The identification and quantification of the overload loop represent a novel contribution to understanding SmO2 dynamics during highintensity exercise. The results show that the loop emerges only when systemic metabolic stress exceeds VT2, indicating that this phenomenon reflects a systemic regulatory threshold rather than a local muscular event. This adds a new dimension to the interpretation of SmO2 signals in exercise physiology and demonstrates the potential of combining local and systemic parameters to reveal complex physiological interactions. Given the widespread use of wearable NIRS devices in sports and clinical contexts, the method introduced in this study may offer practical applications for assessing exercise intensity, evaluating recovery behavior, and investigating sympathetic vascular regulation in healthy and clinical populations.

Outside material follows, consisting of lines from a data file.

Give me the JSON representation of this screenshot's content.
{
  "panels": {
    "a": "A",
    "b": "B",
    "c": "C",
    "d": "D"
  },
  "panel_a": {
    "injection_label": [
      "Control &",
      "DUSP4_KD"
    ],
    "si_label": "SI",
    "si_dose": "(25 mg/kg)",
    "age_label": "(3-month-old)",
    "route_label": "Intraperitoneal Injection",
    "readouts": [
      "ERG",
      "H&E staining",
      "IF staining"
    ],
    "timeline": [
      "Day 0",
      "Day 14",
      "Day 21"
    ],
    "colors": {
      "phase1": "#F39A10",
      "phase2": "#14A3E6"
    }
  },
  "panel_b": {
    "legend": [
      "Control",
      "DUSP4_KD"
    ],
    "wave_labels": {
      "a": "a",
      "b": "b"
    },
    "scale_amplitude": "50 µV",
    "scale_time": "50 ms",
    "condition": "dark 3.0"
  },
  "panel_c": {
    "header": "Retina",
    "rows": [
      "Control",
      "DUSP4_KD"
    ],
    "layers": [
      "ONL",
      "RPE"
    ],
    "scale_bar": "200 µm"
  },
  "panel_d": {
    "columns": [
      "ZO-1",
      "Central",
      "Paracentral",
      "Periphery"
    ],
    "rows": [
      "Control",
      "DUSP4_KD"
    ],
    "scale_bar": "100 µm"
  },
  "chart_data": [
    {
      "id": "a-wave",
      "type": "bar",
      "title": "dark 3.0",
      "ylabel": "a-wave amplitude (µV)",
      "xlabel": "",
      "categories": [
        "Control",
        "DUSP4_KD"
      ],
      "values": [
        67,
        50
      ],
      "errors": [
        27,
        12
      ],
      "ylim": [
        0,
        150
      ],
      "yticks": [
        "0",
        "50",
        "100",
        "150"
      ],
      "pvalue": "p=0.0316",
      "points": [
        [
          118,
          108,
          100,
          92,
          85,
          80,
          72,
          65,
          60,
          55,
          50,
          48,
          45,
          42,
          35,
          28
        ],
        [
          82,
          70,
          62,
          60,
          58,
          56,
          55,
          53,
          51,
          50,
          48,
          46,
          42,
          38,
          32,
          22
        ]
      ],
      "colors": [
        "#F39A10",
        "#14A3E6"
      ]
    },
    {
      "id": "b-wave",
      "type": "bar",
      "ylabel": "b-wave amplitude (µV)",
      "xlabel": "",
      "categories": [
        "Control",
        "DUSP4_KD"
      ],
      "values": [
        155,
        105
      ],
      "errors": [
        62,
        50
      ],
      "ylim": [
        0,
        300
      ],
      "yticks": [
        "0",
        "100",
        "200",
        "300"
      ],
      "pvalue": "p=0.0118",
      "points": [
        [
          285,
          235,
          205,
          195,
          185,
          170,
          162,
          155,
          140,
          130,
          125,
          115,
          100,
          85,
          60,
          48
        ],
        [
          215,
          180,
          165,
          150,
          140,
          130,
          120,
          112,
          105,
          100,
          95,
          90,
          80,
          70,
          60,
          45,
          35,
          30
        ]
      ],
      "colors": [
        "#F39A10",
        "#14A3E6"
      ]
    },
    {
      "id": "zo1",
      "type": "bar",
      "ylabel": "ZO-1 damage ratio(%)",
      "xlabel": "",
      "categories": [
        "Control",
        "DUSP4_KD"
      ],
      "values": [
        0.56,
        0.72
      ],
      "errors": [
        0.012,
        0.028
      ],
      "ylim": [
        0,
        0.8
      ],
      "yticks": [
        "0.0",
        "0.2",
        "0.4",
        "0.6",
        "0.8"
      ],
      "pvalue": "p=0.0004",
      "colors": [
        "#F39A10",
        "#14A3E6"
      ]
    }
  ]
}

Importantly, the present findings suggest that the performance impairments associated with overpacing cannot be attributed solely to local metabolic fatigue or substrate depletion. Instead, they point toward a disturbance in the coordination of systemic vascular regulation and regional oxygen delivery that persists into early recovery. From an applied perspective, the overload loop highlights that recovery during high-intensity exercise is not purely time-dependent but intensity-dependent. Exceeding VT2 may induce physiological conditions under which brief reductions in external workload are insufficient to restore balanced muscle oxygenation, providing a potential explanation for the disproportionate performance collapse observed after overpacing.
CONCLUSIONS
Overall, this study provides new evidence that exceeding VT2 induces a distinctive and quantifiable pattern of delayed reoxygenation in inactive muscle, captured by the overload loop. The mathematical method developed here enables this pattern to be statistically validated and compared across muscle groups, providing a tool for future studies examining muscle-specific responses to high-intensity exercise and the underlying mechanisms governing oxygen distribution and recovery. Beyond its methodological contribution, the identified overload loop provides a physiological framework that may help explain why, following excessive early intensity, recovery within the same exercise bout often fails, as commonly observed in overpacing during high-intensity functional exercise.